What You Have To Give Up When Writing

For Catholics and a few other Christian denominations, the season of Lent is upon us. I wasn’t raised Catholic, but I can appreciate the sentiment. In years past, I’ve discussed what I’ve given up in my life for my writing.

This year? I’m going to do the same. But instead of talking about the external things, I’m going to talk about the internal things.

Giving Up My Fears

The fear of running out of ideas

When looking down the barrel at an empty page, I’ve felt the fear that I’m out of ideas. That I’ve finished telling all the stories that are inside of me. The ones I wrote were in me for so long, and anything new just doesn’t belong to me.

And then, I start to play around with some new world concept, or setting, or character. Then slowly, ever so slowly, a story starts to come to me from the shadows and I follow its path through the darkness and onto the page.

The fear of not finishing the story

Once I’ve committed to my new story, there’s always, there’s this lingering feeling that I don’t have it in me anymore. That I might have forgotten how to do this whole writing thing.

That I don’t know where I’m going with my story.
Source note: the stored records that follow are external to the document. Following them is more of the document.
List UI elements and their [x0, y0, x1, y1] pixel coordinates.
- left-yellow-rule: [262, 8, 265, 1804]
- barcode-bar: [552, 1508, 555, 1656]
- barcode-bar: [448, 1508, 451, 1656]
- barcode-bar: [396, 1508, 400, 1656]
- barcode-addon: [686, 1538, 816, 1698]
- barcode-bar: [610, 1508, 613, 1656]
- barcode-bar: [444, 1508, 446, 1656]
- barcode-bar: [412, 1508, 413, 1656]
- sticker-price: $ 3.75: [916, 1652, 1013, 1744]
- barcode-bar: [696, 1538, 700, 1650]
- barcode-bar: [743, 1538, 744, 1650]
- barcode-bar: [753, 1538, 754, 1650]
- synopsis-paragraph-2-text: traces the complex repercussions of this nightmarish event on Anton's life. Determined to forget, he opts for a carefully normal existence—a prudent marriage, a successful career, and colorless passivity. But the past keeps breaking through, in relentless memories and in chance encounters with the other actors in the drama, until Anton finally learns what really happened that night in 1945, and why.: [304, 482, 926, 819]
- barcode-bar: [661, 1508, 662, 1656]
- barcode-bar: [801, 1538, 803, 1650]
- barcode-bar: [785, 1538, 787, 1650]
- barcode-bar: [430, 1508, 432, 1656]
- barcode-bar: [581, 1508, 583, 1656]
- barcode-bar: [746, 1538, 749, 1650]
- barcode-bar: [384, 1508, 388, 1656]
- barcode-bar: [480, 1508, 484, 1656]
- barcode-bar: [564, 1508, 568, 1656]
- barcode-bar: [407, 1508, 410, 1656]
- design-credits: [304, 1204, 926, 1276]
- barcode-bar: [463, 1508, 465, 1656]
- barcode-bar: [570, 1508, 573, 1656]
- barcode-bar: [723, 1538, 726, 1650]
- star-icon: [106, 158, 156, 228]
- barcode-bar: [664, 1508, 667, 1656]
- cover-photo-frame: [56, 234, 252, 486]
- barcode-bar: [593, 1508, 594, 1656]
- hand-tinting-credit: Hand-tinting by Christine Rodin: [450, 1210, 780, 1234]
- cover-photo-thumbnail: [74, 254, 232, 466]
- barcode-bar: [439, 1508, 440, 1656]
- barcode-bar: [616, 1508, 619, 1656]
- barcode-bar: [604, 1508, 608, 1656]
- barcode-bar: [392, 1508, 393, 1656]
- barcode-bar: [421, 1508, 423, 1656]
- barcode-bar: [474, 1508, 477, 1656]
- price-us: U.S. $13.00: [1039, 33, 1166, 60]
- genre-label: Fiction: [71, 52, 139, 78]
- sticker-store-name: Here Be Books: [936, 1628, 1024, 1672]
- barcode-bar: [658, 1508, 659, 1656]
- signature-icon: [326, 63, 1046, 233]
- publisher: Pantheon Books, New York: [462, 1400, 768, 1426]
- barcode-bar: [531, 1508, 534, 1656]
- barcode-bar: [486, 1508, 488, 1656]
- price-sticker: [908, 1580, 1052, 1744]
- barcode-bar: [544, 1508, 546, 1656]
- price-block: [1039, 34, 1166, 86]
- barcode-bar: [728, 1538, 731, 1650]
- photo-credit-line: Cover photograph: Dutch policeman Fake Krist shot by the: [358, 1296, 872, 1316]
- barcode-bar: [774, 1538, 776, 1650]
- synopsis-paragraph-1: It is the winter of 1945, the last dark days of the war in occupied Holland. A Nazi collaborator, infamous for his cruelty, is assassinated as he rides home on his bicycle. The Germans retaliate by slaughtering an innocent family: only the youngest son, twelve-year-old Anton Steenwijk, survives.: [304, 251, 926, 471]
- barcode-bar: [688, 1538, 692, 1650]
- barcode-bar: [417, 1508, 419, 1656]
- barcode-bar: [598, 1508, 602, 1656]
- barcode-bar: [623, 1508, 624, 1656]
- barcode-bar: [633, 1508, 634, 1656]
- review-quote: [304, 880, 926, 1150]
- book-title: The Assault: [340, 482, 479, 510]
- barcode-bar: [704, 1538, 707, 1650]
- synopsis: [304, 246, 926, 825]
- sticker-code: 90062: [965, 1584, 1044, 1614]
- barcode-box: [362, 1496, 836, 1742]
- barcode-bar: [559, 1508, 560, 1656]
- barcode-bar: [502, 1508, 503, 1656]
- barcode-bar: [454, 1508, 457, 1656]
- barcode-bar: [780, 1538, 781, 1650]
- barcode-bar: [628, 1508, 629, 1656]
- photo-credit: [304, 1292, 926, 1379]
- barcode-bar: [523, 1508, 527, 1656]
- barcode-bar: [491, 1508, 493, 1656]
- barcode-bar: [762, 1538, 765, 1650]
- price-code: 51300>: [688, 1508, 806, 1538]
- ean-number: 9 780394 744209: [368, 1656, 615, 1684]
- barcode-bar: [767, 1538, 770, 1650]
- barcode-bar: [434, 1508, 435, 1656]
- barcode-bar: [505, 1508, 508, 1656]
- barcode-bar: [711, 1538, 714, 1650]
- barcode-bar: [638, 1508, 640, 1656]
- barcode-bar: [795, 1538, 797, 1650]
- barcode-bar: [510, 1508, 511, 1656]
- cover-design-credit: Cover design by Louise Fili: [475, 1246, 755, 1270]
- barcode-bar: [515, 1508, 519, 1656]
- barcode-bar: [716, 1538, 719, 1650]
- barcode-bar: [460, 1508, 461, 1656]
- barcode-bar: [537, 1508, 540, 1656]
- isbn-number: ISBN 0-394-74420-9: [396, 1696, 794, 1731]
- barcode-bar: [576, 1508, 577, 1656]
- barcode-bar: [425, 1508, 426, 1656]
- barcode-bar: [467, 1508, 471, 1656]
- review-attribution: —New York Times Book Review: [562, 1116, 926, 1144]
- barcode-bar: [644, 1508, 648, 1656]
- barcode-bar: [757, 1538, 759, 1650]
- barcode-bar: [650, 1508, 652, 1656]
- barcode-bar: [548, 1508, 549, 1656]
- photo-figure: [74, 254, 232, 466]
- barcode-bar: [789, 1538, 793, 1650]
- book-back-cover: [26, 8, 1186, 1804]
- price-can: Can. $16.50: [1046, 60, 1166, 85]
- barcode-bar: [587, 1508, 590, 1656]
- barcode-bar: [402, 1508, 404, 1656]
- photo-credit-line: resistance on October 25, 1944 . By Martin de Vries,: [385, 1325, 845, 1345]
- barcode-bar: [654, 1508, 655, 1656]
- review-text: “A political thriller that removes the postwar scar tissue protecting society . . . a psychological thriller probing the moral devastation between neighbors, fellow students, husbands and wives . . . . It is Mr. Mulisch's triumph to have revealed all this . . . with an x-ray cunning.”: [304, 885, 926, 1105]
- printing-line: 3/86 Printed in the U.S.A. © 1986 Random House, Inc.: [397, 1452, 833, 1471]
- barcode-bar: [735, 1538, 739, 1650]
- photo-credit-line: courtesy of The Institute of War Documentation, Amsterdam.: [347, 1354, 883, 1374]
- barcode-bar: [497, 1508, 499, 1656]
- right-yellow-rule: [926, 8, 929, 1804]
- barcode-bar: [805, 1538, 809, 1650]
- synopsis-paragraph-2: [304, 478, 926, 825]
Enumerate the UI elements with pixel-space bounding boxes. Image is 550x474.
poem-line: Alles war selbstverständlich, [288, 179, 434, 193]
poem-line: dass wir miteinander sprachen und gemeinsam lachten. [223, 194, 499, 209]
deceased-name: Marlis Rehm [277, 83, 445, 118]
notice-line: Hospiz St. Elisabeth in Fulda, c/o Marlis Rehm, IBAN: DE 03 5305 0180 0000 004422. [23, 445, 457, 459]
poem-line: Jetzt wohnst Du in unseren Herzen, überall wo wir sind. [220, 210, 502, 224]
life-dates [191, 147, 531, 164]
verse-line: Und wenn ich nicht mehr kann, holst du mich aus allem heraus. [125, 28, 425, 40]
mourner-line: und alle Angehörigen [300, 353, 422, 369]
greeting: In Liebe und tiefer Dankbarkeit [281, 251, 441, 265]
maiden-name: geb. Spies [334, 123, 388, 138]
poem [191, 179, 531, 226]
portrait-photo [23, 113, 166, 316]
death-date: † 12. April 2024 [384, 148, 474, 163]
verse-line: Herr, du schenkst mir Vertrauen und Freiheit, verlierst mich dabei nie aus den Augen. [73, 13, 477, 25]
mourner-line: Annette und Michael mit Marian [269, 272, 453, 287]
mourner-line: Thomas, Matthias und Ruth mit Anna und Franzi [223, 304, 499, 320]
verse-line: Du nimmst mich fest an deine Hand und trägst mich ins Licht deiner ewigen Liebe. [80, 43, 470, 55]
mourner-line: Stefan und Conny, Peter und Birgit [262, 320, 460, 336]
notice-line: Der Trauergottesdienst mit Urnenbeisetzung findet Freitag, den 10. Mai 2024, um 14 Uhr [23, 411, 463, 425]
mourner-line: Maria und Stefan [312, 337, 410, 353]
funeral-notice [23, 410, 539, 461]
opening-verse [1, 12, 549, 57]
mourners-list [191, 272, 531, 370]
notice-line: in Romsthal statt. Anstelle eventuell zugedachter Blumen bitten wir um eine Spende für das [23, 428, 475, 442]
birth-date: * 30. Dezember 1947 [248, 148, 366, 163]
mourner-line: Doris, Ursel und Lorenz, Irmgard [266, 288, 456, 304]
But, all first drafts stink. No matter how many times I have to rewrite it, that doesn’t stop my first, crappy ending from counting as a true ending.

The fear of not finding the right voice

I’ve got a story sitting in my drafts folder, that I haven’t touched since November of 2017. It has two different voices and neither of them are right for the story.

The story needs something else, and I’ve been scared to go back and rewrite it, the way it was meant to be told. I’ve been distracted with other stories — it’s true — but I know I’ve been avoiding it, too.

I started that story once before, though. And I liked that voice. I just need to rewrite the full draft in the voice of that false start.

The fear that my plotting is weak

I like my world building. It’s not like I’m a writer who plots out the world and creates a story to explore it, but I enjoy the ‘what if’ exercise, and following each choose to its repercussions.

I like my characters, especially my main characters. (My secondary and background characters aren’t quite two dimensional, but could use more umph.) And the choices of the main characters are what lead the plot.

But, I fear my logic is missing something obvious. Or that I’m following the most logical path for my characters, because it’s the path of least resistance.

My beta-readers, critique-partners, and mentor have challenged me, though. And I have reasons and logic behind most of their questions. For the rest?

I know how to fix them — by making things about my world more clear, so they don’t surprise the reader — not by changing them.

The fear that my story isn’t enough for agents or publishers. Or readers.

I’ve queried. A lot.

Not hundreds, but several dozen times.

I’m pretty happy with my query letter, but I haven’t gotten a lot of non-form rejections. Maybe my market is just too saturated and my story isn’t unique enough.

Maybe my potential readers think it sounds pleasant, but just doesn’t have that special something that makes them want to bring it home with them.

Then, I remind myself, that there are tons of agents out there, and one of them is bound to want my story. And if I can’t find them? I can indie publish and seek my own audience.

No matter the size of the audience, I’m going to have readers who love my story. I already do, just from my author-friends who’ve read my work. And they mean the world to me. (You know who you are <3)


What sort of negativity has infiltrated your life?

What are your fears that you’re ready to give up and face?

5 thoughts on “What You Have To Give Up When Writing

  1. I’m at the point where I just find even the prospect of writing exhausting. It’s pretty much the same story anytime I make a serious go of a project that’s going to take time and dedication; my writing, piano practice, even my most recent venture into broadcasting gaming content on Twitch which is slowly killing my enjoyment of playing video games.

    Pretty much anything that doesn’t come easily, where there’s an expectation of a period where everything you do is going to be shite before you develop any discernible skill, I can’t seem to find the motivation for anymore.

    Liked by 1 person

  2. Your last fear is the main one that I struggle with. Getting ready to ride or die querying a book I’ve been working on for 5+ years off and on, and feelings of rejection and failure are one of the biggest drawbacks – but that risk is necessary for anything good to happen, so I’ll be plowing ahead anyway.